Tutto il mondo è paese – oserei dire – quando apriamo una finestra sull’industria della pelliccia. Varia la specie allevata, ma non il modus operandi; il trattamento riservato agli animali è lo stesso: barbaro e crudele. Dopo l’investigazione lanciata da Peta, che ha denunciato gli allevamenti cinesi produttori di circa il 90% delle pellicce d’angora al mondo, ho letto tanti commenti duri nei confronti degli asiatici. Mi sono chiesta, però, se quelle stesse persone pronte a puntare il dito contro i cinesi – reale interesse per gli animali o atteggiamento razzista? – abbiano avuto modo e tempo di guardare l’investigazione realizzata da Essere Animali negli allevamenti di visoni situati nelle campagne emiliane o lombarde.
Provo a descrivere le due situazioni fornendovi gli strumenti per riflettere sugli allevamenti da pelliccia. Per quanto mi riguarda andrebbero aboliti totalmente a prescindere dalla specie utilizzata o dalla modalità di uccisione. I bianchi conigli d’angora hanno il pelo soffice apprezzato soprattutto per produrre capi di alta moda. Le immagini crude e spaventose girate da Peta ci mostrano animali coscienti, appesi su assi di legno, ai quali viene strappata la pelliccia senza alcuna esitazione di fronte agli altri animali, tra grida di dolore.
Analizzando l’altra investigazione “Morire per una pelliccia”, che fa parte della campagna “Visoni liberi” lanciata da Essere Animali, girata negli allevamenti italiani, noteremo che gli animali non subiscono trattamento migliore! I protagonisti sono, in questa occasione, i visoni. Gli allevatori posizionano le gabbie poste in batteria in capannoni collocati in aperta campagna, poiché il tasso di umidità alto conferisce una morbidezza maggiore alla pelliccia. I visoni sono animali solitari in natura e negli allevamenti sono, invece, costretti a dividere e lottare con altri esemplari per lo spazio (già troppo piccolo anche per un solo individuo).
La convivenza forzata causa stress agli animali. Comportamenti stereotipati, casi di aggressione e automutilazione sono i segnali del forte disagio provato. Non possono annusare l’erba, nuotare; l’unico contatto che hanno con l’acqua, elemento indispensabile per animali semiacquatici quali i visoni, sono le poche gocce erogate dal beverino. Come vengono uccisi? Con dispositivi meccanici che perforano il cervello oppure con l’iniezione letale o con camere a gas prodotte artigianalmente, dove vengono gettati vivi. La morte lenta e dolorosa non sopraggiunge subito; gli animali lottano fino alla fine, si dibattono, graffiano le pareti per cercare inutilmente una via di fuga.
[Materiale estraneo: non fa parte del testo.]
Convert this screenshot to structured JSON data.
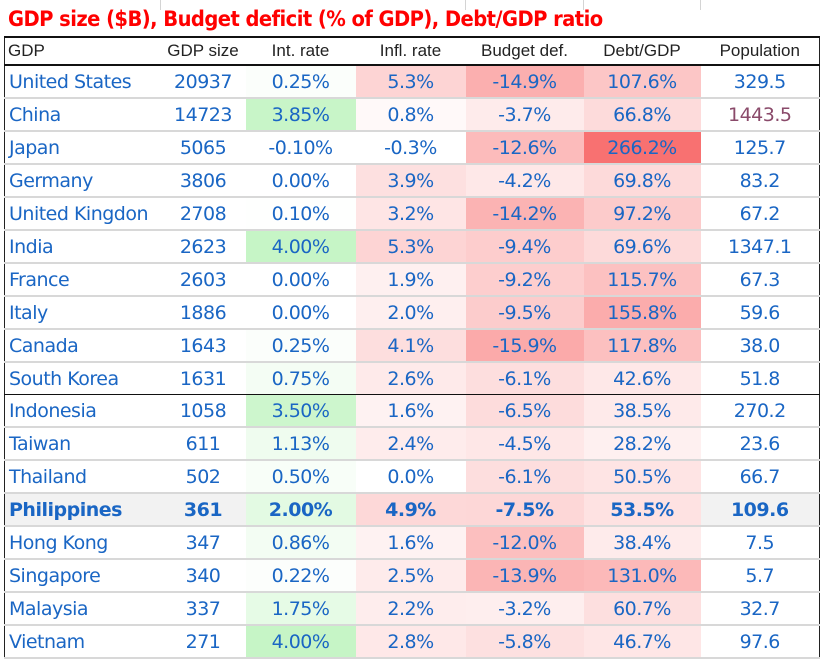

I corpi esanimi vengono poi lanciati in rulli pieni di segatura, procedimento che facilita lo scuoiamento, che consiste nel praticare con un coltello dei tagli tra le zampe posteriori in modo da sfilare la pelliccia all’animale, come un calzino.
La pelliccia sarà, in seguito, trattata con agenti chimici per conservarla fino a quando non sarà acquistata dalle case di moda. Il corpo denudato dell’animale, privato della pelliccia e della dignità, viene ammassato in fosse comuni o bruciato.
Siamo contrari alle pellicce? Spogliamo il nostro ego anzi vestiamolo della nostra personalità, scegliendo di non indossare un capo alla “moda”, per distinguerci dalla massa. Non facciamoci incantare dai prezzi invitanti dei saldi invernali. Gli altri animali ce ne saranno grati.